Il a notamment réfléchi aux moyens à mobiliser en cas de crise, mais aussi à la mise en place de nouveaux outils permettant de mieux prévoir et ainsi mieux aborder ces restructurations. A cet égard, il a proposé une série de mesures dans un contexte de responsabilités partagées entre employeurs, pouvoirs publics.
"Il faut en outre mettre en place un réel contrôle de l’utilisation des fonds européens", note Jean-Louis Cottigny. "On ne peut plus accepter que l’argent de l’Europe serve à financer le tourisme à la subvention et qu’il serve ainsi à participer aux financements de délocalisations." Ces subventions pourront être réclamées aux entreprises qui ne pourront prétendre pendant un délai de sept ans à aucune autre aide de la part des pouvoirs publics.

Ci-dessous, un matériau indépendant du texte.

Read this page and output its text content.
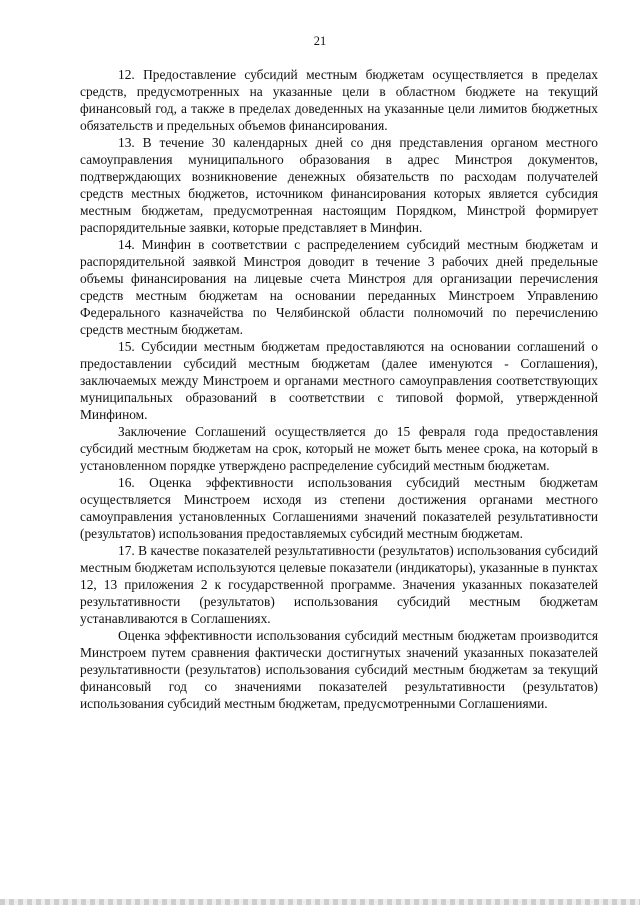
21

12. Предоставление субсидий местным бюджетам осуществляется в пределах средств, предусмотренных на указанные цели в областном бюджете на текущий финансовый год, а также в пределах доведенных на указанные цели лимитов бюджетных обязательств и предельных объемов финансирования.

13. В течение 30 календарных дней со дня представления органом местного самоуправления муниципального образования в адрес Минстроя документов, подтверждающих возникновение денежных обязательств по расходам получателей средств местных бюджетов, источником финансирования которых является субсидия местным бюджетам, предусмотренная настоящим Порядком, Минстрой формирует распорядительные заявки, которые представляет в Минфин.

14. Минфин в соответствии с распределением субсидий местным бюджетам и распорядительной заявкой Минстроя доводит в течение 3 рабочих дней предельные объемы финансирования на лицевые счета Минстроя для организации перечисления средств местным бюджетам на основании переданных Минстроем Управлению Федерального казначейства по Челябинской области полномочий по перечислению средств местным бюджетам.

15. Субсидии местным бюджетам предоставляются на основании соглашений о предоставлении субсидий местным бюджетам (далее именуются - Соглашения), заключаемых между Минстроем и органами местного самоуправления соответствующих муниципальных образований в соответствии с типовой формой, утвержденной Минфином.

Заключение Соглашений осуществляется до 15 февраля года предоставления субсидий местным бюджетам на срок, который не может быть менее срока, на который в установленном порядке утверждено распределение субсидий местным бюджетам.

16. Оценка эффективности использования субсидий местным бюджетам осуществляется Минстроем исходя из степени достижения органами местного самоуправления установленных Соглашениями значений показателей результативности (результатов) использования предоставляемых субсидий местным бюджетам.

17. В качестве показателей результативности (результатов) использования субсидий местным бюджетам используются целевые показатели (индикаторы), указанные в пунктах 12, 13 приложения 2 к государственной программе. Значения указанных показателей результативности (результатов) использования субсидий местным бюджетам устанавливаются в Соглашениях.

Оценка эффективности использования субсидий местным бюджетам производится Минстроем путем сравнения фактически достигнутых значений указанных показателей результативности (результатов) использования субсидий местным бюджетам за текущий финансовый год со значениями показателей результативности (результатов) использования субсидий местным бюджетам, предусмотренными Соглашениями.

L’eurodéputé du Pas-de-Calais est favorable à la participation accrue des salariés au capital de leurs entreprises, car "c’est un moyen efficace de prévenir en amont les restructurations mais aussi de renforcer le rôle des partenaires sociaux".
Mais il faut aussi pouvoir s’assurer que le dispositif juridique européen existant – notamment les directives sur les licenciements, sur les comités d’entreprises européens et sur la consultation des travailleurs – soit pleinement appliqué, et "il faut pouvoir sanctionner les entreprises récalcitrantes".

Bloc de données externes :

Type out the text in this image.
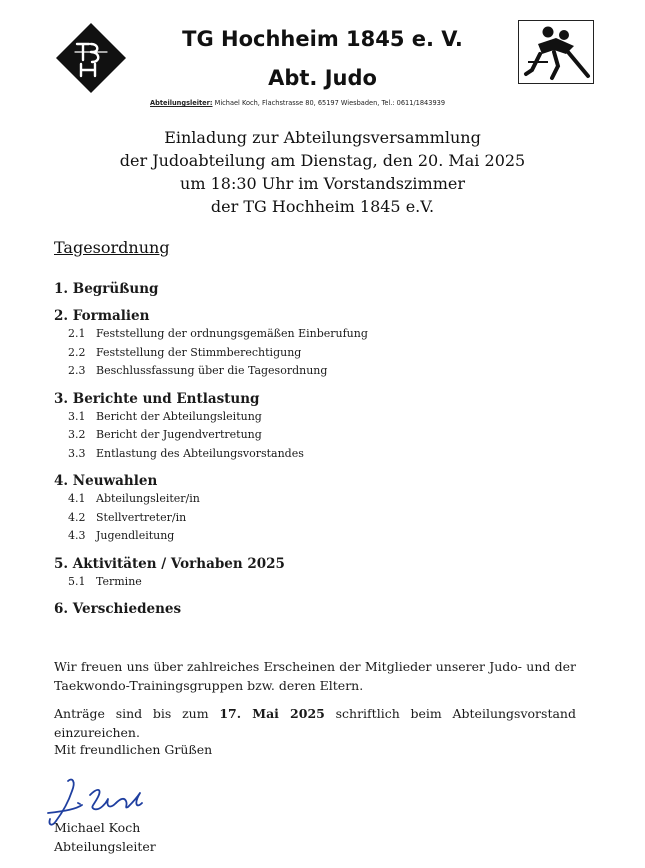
TG Hochheim 1845 e. V.
Abt. Judo
Abteilungsleiter: Michael Koch, Flachstrasse 80, 65197 Wiesbaden, Tel.: 0611/1843939
Einladung zur Abteilungsversammlung
der Judoabteilung am Dienstag, den 20. Mai 2025
um 18:30 Uhr im Vorstandszimmer
der TG Hochheim 1845 e.V.
Tagesordnung
1. Begrüßung
2. Formalien
2.1 Feststellung der ordnungsgemäßen Einberufung
2.2 Feststellung der Stimmberechtigung
2.3 Beschlussfassung über die Tagesordnung
3. Berichte und Entlastung
3.1 Bericht der Abteilungsleitung
3.2 Bericht der Jugendvertretung
3.3 Entlastung des Abteilungsvorstandes
4. Neuwahlen
4.1 Abteilungsleiter/in
4.2 Stellvertreter/in
4.3 Jugendleitung
5. Aktivitäten / Vorhaben 2025
5.1 Termine
6. Verschiedenes
Wir freuen uns über zahlreiches Erscheinen der Mitglieder unserer Judo- und der Taekwondo-Trainingsgruppen bzw. deren Eltern.
Anträge sind bis zum 17. Mai 2025 schriftlich beim Abteilungsvorstand einzureichen.
Mit freundlichen Grüßen
Michael Koch
Abteilungsleiter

L'une des avancées de ce rapport est sans nul doute l'obtention de la mise en place d'une nouvelle directive sur les comités d'entreprises européens qui était une revendication forte de la part de la Confédération européenne des syndicats.
Jean-Louis Cottigny, jugeant que l'égal accès des citoyens à l'information en matière de dispositif européen pour anticiper et accompagner les restructurations était l'une des clefs pour en réduire les effets, a proposé la mise en place d'un guichet unique européen. Cette idée a été immédiatement reprise par le commissaire européen Vladimir Spidla.
L’harmonisation à terme des systèmes des Etats membres dans les domaines fiscaux et sociaux permettra aussi de lutter efficacement contre les différentes formes de dumping social intra communautaire qui sont aussi source de délocalisations et de restructurations.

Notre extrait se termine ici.